Laporan dengan cara ini juga menunjukan distribusi daripada hutang dan modal, jadi menunjukan sumber-sumber darimana dana yang diinvestasikan pada aktiva tersebut. Study tentang ini akan menunjukan sumber mana yang merupakan sumber pokok pembelanjaan perusahaan., juga akan menunjukan seberapa jauh perusahaan menggunakan kemampuannya untuk memperoleh kredit dari pihak luar, karena dari itu juga dapat diduga / diketahui berapa besarnya margin of safety yang dimiliki oleh para kreditur.
Prosentase per komponen yang terdapat pada neraca akan merupakan prosentase per komponen terhadap total aktiva, sehingga perbandingan secara horizontal dari tahun ke tahunnya akan menunjukan trend daripada hubungan (trend of relationship), dan tidak menunjukan ada tidaknya perubahan secara absolut. Perubahan ini dapat dilihat kalau dikembalikan pada data absolutnya. Jadi perubahan dari tahun ke tahun tidak menunjukan secara pasti adanya perubahan dalam data absolut.
Laporan dalam prosentase per komponen dalam hubungannya dengan laporan rugi-laba, menunjukan jumlah atau prosentase dari penjualan netto atau net sales yang diserap tiap - tiap individu biaya dan prosentase yang masih tersedia untuk income. Oleh karena itu Common Size percentage analysis banyak digunakan oleh perusahaan dalam hubungannya dengan income statement, karena adanya hubungan yang erat antara penjualan, harga pokok dan biaya operasi, sedang untuk neraca tidak banyak digunakan.
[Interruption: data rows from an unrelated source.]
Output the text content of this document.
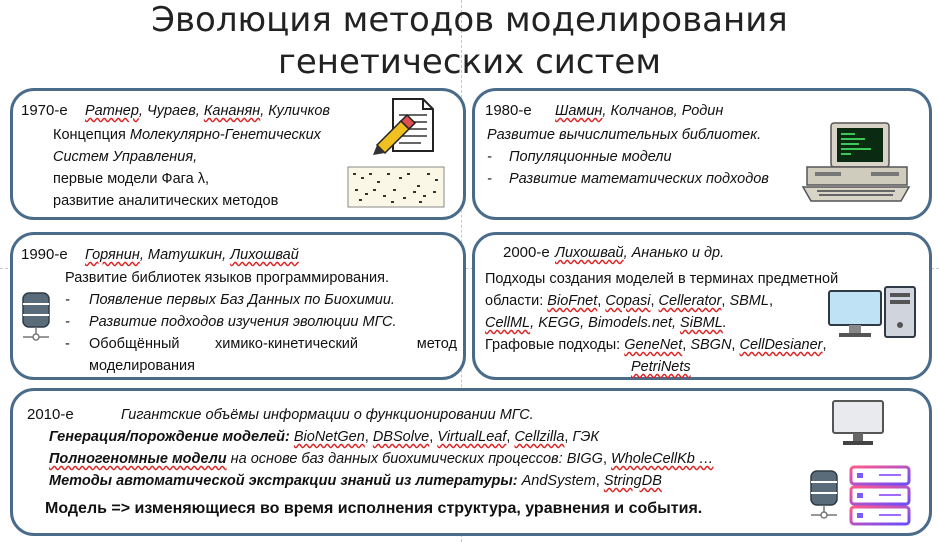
Эволюция методов моделирования
генетических систем
1970-е Ратнер, Чураев, Кананян, Куличков
Концепция Молекулярно-Генетических
Систем Управления,
первые модели Фага λ,
развитие аналитических методов
1980-е Шамин, Колчанов, Родин
Развитие вычислительных библиотек.
- Популяционные модели
- Развитие математических подходов
1990-е Горянин, Матушкин, Лихошвай
Развитие библиотек языков программирования.
- Появление первых Баз Данных по Биохимии.
- Развитие подходов изучения эволюции МГС.
- Обобщённый химико-кинетический	метод
моделирования
2000-е Лихошвай, Ананько и др.
Подходы создания моделей в терминах предметной
области: BioFnet, Copasi, Cellerator, SBML,
CellML, KEGG, Bimodels.net, SiBML.
Графовые подходы: GeneNet, SBGN, CellDesianer,
PetriNets
2010-е	Гигантские объёмы информации о функционировании МГС.
Генерация/порождение моделей: BioNetGen, DBSolve, VirtualLeaf, Cellzilla, ГЭК
Полногеномные модели на основе баз данных биохимических процессов: BIGG, WholeCellKb …
Методы автоматической экстракции знаний из литературы: AndSystem, StringDB
Модель => изменяющиеся во время исполнения структура, уравнения и события.
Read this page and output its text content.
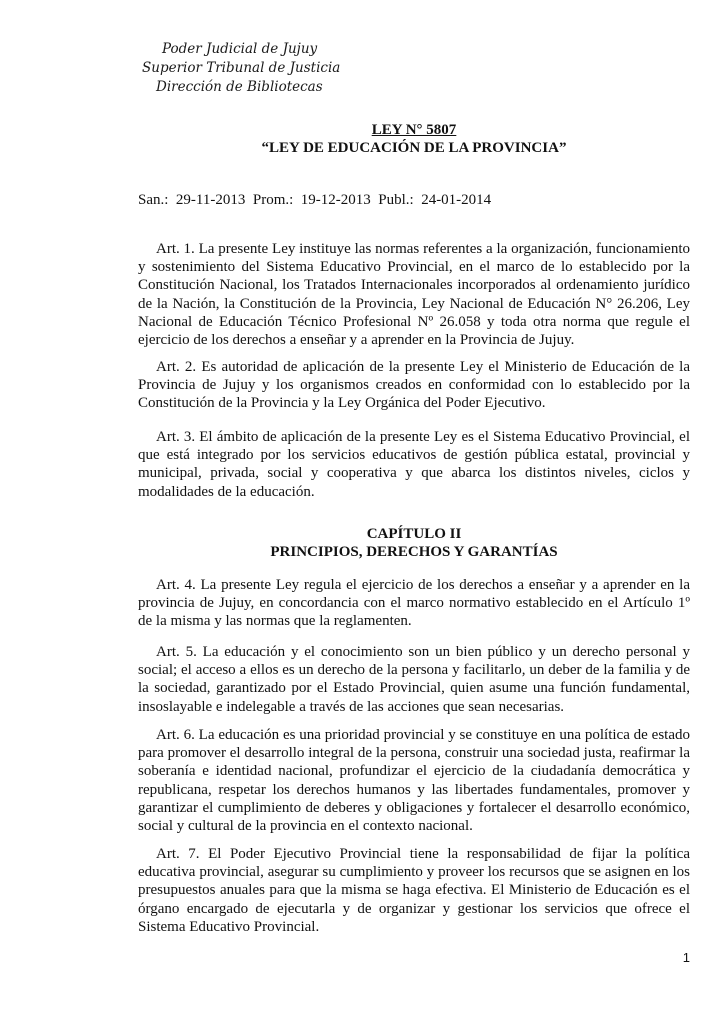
Poder Judicial de Jujuy
Superior Tribunal de Justicia
Dirección de Bibliotecas
LEY N° 5807
“LEY DE EDUCACIÓN DE LA PROVINCIA”
San.:  29-11-2013  Prom.:  19-12-2013  Publ.:  24-01-2014
Art. 1. La presente Ley instituye las normas referentes a la organización, funcionamiento y sostenimiento del Sistema Educativo Provincial, en el marco de lo establecido por la Constitución Nacional, los Tratados Internacionales incorporados al ordenamiento jurídico de la Nación, la Constitución de la Provincia, Ley Nacional de Educación N° 26.206, Ley Nacional de Educación Técnico Profesional Nº 26.058 y toda otra norma que regule el ejercicio de los derechos a enseñar y a aprender en la Provincia de Jujuy.
Art. 2. Es autoridad de aplicación de la presente Ley el Ministerio de Educación de la Provincia de Jujuy y los organismos creados en conformidad con lo establecido por la Constitución de la Provincia y la Ley Orgánica del Poder Ejecutivo.
Art. 3. El ámbito de aplicación de la presente Ley es el Sistema Educativo Provincial, el que está integrado por los servicios educativos de gestión pública estatal, provincial y municipal, privada, social y cooperativa y que abarca los distintos niveles, ciclos y modalidades de la educación.
CAPÍTULO II
PRINCIPIOS, DERECHOS Y GARANTÍAS
Art. 4. La presente Ley regula el ejercicio de los derechos a enseñar y a aprender en la provincia de Jujuy, en concordancia con el marco normativo establecido en el Artículo 1º de la misma y las normas que la reglamenten.
Art. 5. La educación y el conocimiento son un bien público y un derecho personal y social; el acceso a ellos es un derecho de la persona y facilitarlo, un deber de la familia y de la sociedad, garantizado por el Estado Provincial, quien asume una función fundamental, insoslayable e indelegable a través de las acciones que sean necesarias.
Art. 6. La educación es una prioridad provincial y se constituye en una política de estado para promover el desarrollo integral de la persona, construir una sociedad justa, reafirmar la soberanía e identidad nacional, profundizar el ejercicio de la ciudadanía democrática y republicana, respetar los derechos humanos y las libertades fundamentales, promover y garantizar el cumplimiento de deberes y obligaciones y fortalecer el desarrollo económico, social y cultural de la provincia en el contexto nacional.
Art. 7. El Poder Ejecutivo Provincial tiene la responsabilidad de fijar la política educativa provincial, asegurar su cumplimiento y proveer los recursos que se asignen en los presupuestos anuales para que la misma se haga efectiva. El Ministerio de Educación es el órgano encargado de ejecutarla y de organizar y gestionar los servicios que ofrece el Sistema Educativo Provincial.
1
Dalam laporan prosentase per komponen (Common Size statement) semua komponen atau pos dihitung prosentasenya dari jumlah totalnya, tetapi untuk lebih meningkatkan atau menaikan mutu atau kwalitas data maka masing-masing pos atau komponen tersebut tidak hanya prosentase dari jumlah hutang lancar dan sebagainya.